Tonight’s Monday Pasta comes half-way from La Cucina Italiana magazine. The pasta is from the magazine, but the sauce is pure Victor.
He was looking in the magazine for recipes when I asked in my most-pleading voice if he would make his red sauce tonight. The pasta was almost secondary. I was craving the red sauce.
And to make it even better, we had pork ribs in the freezer that would become fall-off-the-bone-tender after simmering in the sauce all day. And they did.
There’s no recipe** for the sauce. It just is. There are as many variations of this simple sauce as there are Italian households out there. Everyone’s is the best – except Victor’s really is!
**EDITED TO ADD** Victor’s Spaghetti Sauce. He finally wrote it down.
The semolina pasta has substance to it. It works well shaped into the malloreddus, but would work equally well as a linguine or papardelle.

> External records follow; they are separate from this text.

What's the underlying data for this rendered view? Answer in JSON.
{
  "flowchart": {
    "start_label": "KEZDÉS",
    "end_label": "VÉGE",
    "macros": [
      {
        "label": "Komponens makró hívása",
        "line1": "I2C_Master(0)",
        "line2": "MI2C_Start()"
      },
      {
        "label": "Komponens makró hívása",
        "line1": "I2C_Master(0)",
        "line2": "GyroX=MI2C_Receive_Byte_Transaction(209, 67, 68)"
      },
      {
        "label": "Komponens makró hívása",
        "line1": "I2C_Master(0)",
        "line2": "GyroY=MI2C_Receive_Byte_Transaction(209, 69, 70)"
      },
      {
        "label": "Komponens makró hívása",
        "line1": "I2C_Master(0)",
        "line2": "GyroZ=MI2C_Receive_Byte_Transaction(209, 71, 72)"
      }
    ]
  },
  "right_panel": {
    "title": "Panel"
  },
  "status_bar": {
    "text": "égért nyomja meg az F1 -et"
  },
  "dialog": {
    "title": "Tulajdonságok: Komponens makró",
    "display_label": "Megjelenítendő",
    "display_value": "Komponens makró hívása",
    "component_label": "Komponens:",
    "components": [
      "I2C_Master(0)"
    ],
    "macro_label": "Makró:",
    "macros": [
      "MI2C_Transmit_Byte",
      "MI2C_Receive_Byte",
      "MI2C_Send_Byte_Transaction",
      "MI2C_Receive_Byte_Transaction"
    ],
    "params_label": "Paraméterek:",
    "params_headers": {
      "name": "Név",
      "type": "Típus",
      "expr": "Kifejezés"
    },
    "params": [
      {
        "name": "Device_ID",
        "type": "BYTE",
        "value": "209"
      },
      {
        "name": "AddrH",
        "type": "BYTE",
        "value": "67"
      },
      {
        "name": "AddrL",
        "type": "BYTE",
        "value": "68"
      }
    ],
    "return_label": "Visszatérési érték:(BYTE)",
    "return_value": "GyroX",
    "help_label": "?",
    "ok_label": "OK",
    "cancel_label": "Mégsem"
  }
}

This was perfect. Exactly what I was hoping for.
My stomach is smiling.
Malloreddus
- Sea Salt
- 1 ¼ cups semolina flour
- ¾ cup unbleached all purpose flour
- Extra virgin olive oil
Gnocchi board or a table fork
Dissolve 1 tsp salt in ¾ cup warm water. In a large bowl whisk together semolina and all purpose flour; mound and form a well in the center.
Add water mixture and 2 tsp olive oil to the well. Using your hand or a fork, slowly incorporate flour from inside the rim of the well. Continue until liquid is absorbed, then knead in bowl until dough forms a complete mass (dough will be slightly sticky).
Transfer dough to a well floured work surface and knead, dusting with a bit more flour as needed just to keep dough from sticking to your hands, for 5 minutes. Wrap dough tightly in plastic wrap and let rest for 30 minutes.
Break off about 1/8 of the dough; tightly rewrap remaining dough. Roll dough into ½ inch cylinder, and cut into ¼ inch thick pieces. Pressing with your thumb, roll each piece on a gnocchi board (or down the back of a fork) to give it the characteristic ridges, and put on a floured baking sheet. Repeat with the remaining dough.
To cook fresh Malloreddus, bring a large pot of salted water to a bill. Add pasta and cook until tender, about 6 minutes after water returns to a boil. Drain, transfer to a large serving bowl and immediately toss with sauce and serve.